I was curious enough to test performance for SHA-1 today.As I expected bitalign usage even more noticeable for SHA-1 than for MD5.Theoretically speed-up can be as large as 50%, however as always there are some details.
At first, my SHA-1 wasn't good enough at ighashgpu v0.62.By slightly changing algorithm I've got 15% better results.Then I've added bitalign - another 40% for HD 5XXX and finally I've removed last 4 rounds from SHA-1 ("reversed" in other words).Last optimization was already done earlier for CUDA code, now I've just applied it to ATI code.It's another 5%.So, all in all, performance for single SHA-1 hashes at HD 5XXX now 71% better than it was.Impressive, isn't it?.
As I Feel Lazy to Test all These major changes and big speed-ups I've decided Ongoing to Release Intermediate version of ighashgpu (Call it alpha?), You CAN Download it here .Not all kernels changed, basically only single MD5 and all SHA-1 related ones updated.By the way, ATI version can now supports passwords (+ optional salt) up to 48 symbols long (== Joomla).nVidia code wasn't updated for this.
And one more thing about nVidia CUDA code, I've changed a bit the way passwords distributed among threads / blocks.As a result, there is small speed-up, like 2-3% for all CUDA kernels.It doesn't looks like huge thing but when utilization already over 95% these 2-3% are very nice actually.
Also, I've finally fixed / sf + / m usage bug (I hope so, at least).
So, I'm interesting in some feedback, especially results on 5970's and GTX285/295.
To introduce the 32nm process generation AMD K11 (Bulldozer) instruction set extensions supported by microarchitectureXOPis, vpcmov instruction that will be added.This is in AltiVec vsel, Cell BE SPE in the same selb and select operations is to achieve 3-bit input.As an implementation of AltiVec and SPE, and by using it, Bitslice DES reduce the number of gates can be expected to configure the logic operation.
AVX version 3 of the SIMD operands by using a logical instruction bit extra instruction while reducing MOVDQA further by reducing the number of VPCMOV logical operation can be a greater density of the operation.
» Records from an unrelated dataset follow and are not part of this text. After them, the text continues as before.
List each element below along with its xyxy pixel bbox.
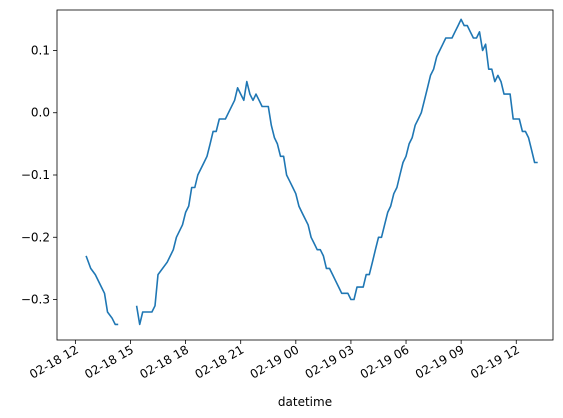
x-tick-label: 02-19 09 [413,342,467,381]
x-tick-label: 02-19 03 [303,342,357,381]
x-tick-label: 02-18 21 [192,342,246,381]
x-tick-label: 02-18 12 [27,342,81,381]
y-axis: 0.1 0.0 −0.1 −0.2 −0.3 [21,43,57,306]
x-tick-label: 02-19 00 [248,342,302,381]
x-axis-title: datetime [278,395,332,409]
series-line-segment-2 [137,19,538,324]
x-tick-label: 02-19 12 [468,342,522,381]
y-tick-label: 0.1 [31,43,50,57]
x-axis: 02-18 12 02-18 15 02-18 18 02-18 21 02-19 00… [27,340,522,382]
x-tick-label: 02-19 06 [358,342,412,381]
y-tick-label: −0.1 [21,168,50,182]
x-tick-label: 02-18 18 [137,342,191,381]
plot-lines [86,19,538,324]
series-line-segment-1 [86,256,118,325]
y-tick-label: −0.3 [21,293,50,307]
y-tick-label: −0.2 [21,230,50,244]
x-tick-label: 02-18 15 [82,342,136,381]
plot-frame [57,10,553,340]
y-tick-label: 0.0 [31,106,50,120]
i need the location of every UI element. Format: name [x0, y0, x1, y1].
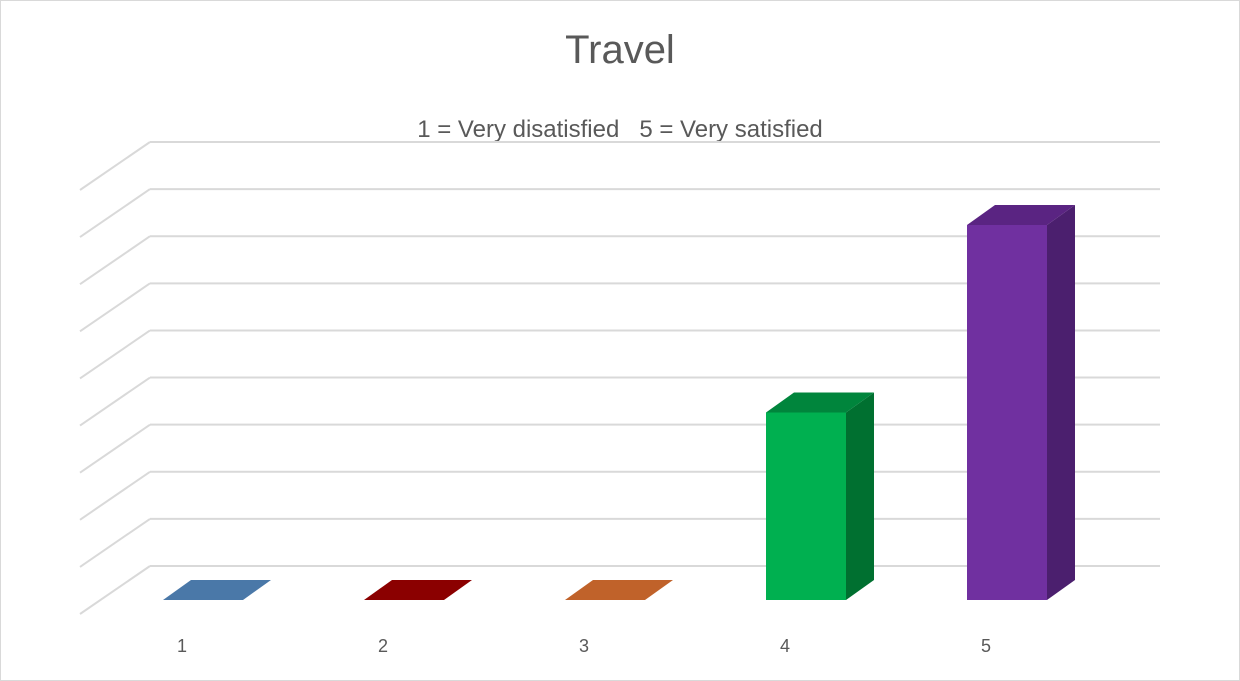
- gridline-diagonal: [79, 235, 151, 286]
- chart-title: Travel: [565, 28, 675, 72]
- bar-top-3: [565, 580, 673, 600]
- bar-top-4: [766, 392, 874, 413]
- gridline-diagonal: [79, 329, 151, 380]
- bar-top-2: [364, 580, 472, 600]
- x-tick-label: 3: [579, 636, 589, 656]
- bars: [163, 205, 1075, 600]
- bar-side-5: [1047, 205, 1075, 600]
- x-tick-label: 2: [378, 636, 388, 656]
- gridline-diagonal: [79, 565, 151, 615]
- gridline-diagonal: [79, 423, 151, 474]
- bar-top-1: [163, 580, 271, 600]
- bar-side-4: [846, 392, 874, 600]
- gridline-diagonal: [79, 141, 151, 191]
- x-tick-label: 1: [177, 636, 187, 656]
- gridline-diagonal: [79, 470, 151, 521]
- x-tick-labels: 1 2 3 4 5: [177, 636, 991, 656]
- bar-5: [967, 225, 1047, 600]
- gridline-diagonal: [79, 518, 151, 568]
- bar-4: [766, 412, 846, 600]
- chart-subtitle: 1 = Very disatisfied 5 = Very satisfied: [417, 116, 823, 143]
- x-tick-label: 5: [981, 636, 991, 656]
- x-tick-label: 4: [780, 636, 790, 656]
- gridline-diagonal: [79, 188, 151, 238]
- gridline-diagonal: [79, 282, 151, 333]
- gridline-diagonal: [79, 376, 151, 427]
- bar-top-5: [967, 205, 1075, 225]
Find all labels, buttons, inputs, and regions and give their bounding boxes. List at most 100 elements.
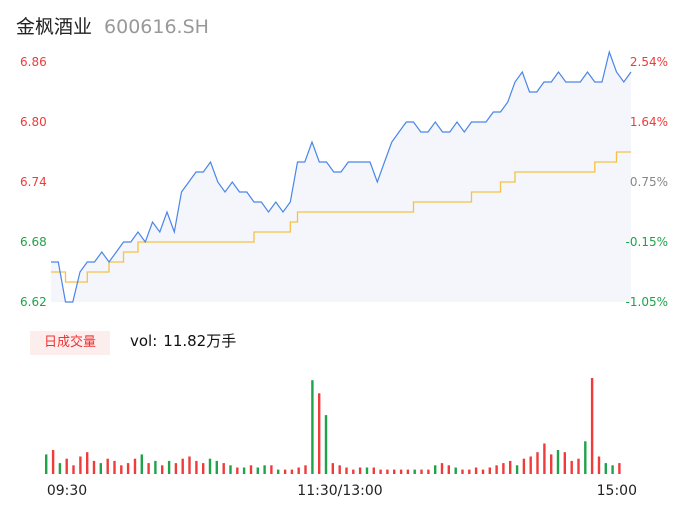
volume-bar xyxy=(263,465,266,474)
volume-bar xyxy=(195,460,198,474)
volume-bar xyxy=(495,465,498,474)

Public Notes 2 clause BSD-style license applies.Multiple licenses are unlikely because we do not demand too much current.Freely available for license.
Only here do we only focused on the optimization reduces the number of bit logical operation only.The operation reflects not the actual throughput.Traditional Bitslice DES might cause more degradation.Please think about reference only.
To introduce the 32nm process generation AMD K11 (Bulldozer) instruction set extensions supported by micro-architecture is SSE5, pcmov instruction that will be added.This is in AltiVec vsel, Cell BE SPE in the same selb and select operations is to achieve 3-bit input.As an implementation of AltiVec and SPE, and by using it, Bitslice DES can be expected to reduce the number of logical operation gate configured.
Multiple licenses are unlikely because we do not demand too much current.
Only here do we only focused on the optimization reduces the number of bit logical operation only.The operation reflects not the actual throughput.Traditional Bitslice DES might cause more degradation.
Please think about reference only.
Future versions of Tripcode Explorer - Intel and AMD Which is advantageous?
pcmov reduction of the number of instruction S-Box configuration instructions?
For SSE5Bitslice DES S-Boxes (trial version) of the function S4 (low number of first bit logical operation) to 32 gates after optimization, gcc 4.3 compile, Linux x86-64 assembly code let's induce vomiting or.Further reduce the number of instructions, an extra hand movdqa has been cut optimization.
※ xmm0 ~ xmm5 and input parameters, taken as a destination point four pointer should be an equal comparison.
This throughput pcmov pand / pandn / por / pxor be pretty tight if not the same.
AVX, the compiler can generate code at the moment there is no (supported by the latest Intel C + +?) S4 is a function of nonstd.c Kwan avoids the short code in the base.AVX speak is no longer needed the shelter of a temporary variable by 2 input 1-output 3-operand format, you can easily calculate the required number of instructions, and the output value of 41 + XOR gate can be done by order of 49 (variable Because memory is sufficient enough to shelter in need, of course, that trick does not require YMM and retract the upper register.)
Ideally you AVX + SSE5
Shiro evacuation orders to reduce the register by an independent source of destination or do to reduce the number of logical operations, to optimize both not to be useful instead.And it is not extravagant to use both.
And AVX, SSE5 VEX form of true four-operand encoding format pcmov (vpcmov?) 32 +8 is achieved if (and one output value 4 XOR + stores) 済Mimasu in about 40 minimum order.
Most, as I said earlier, the performance comes as it is necessary to assume that the other two source logical operations throughput.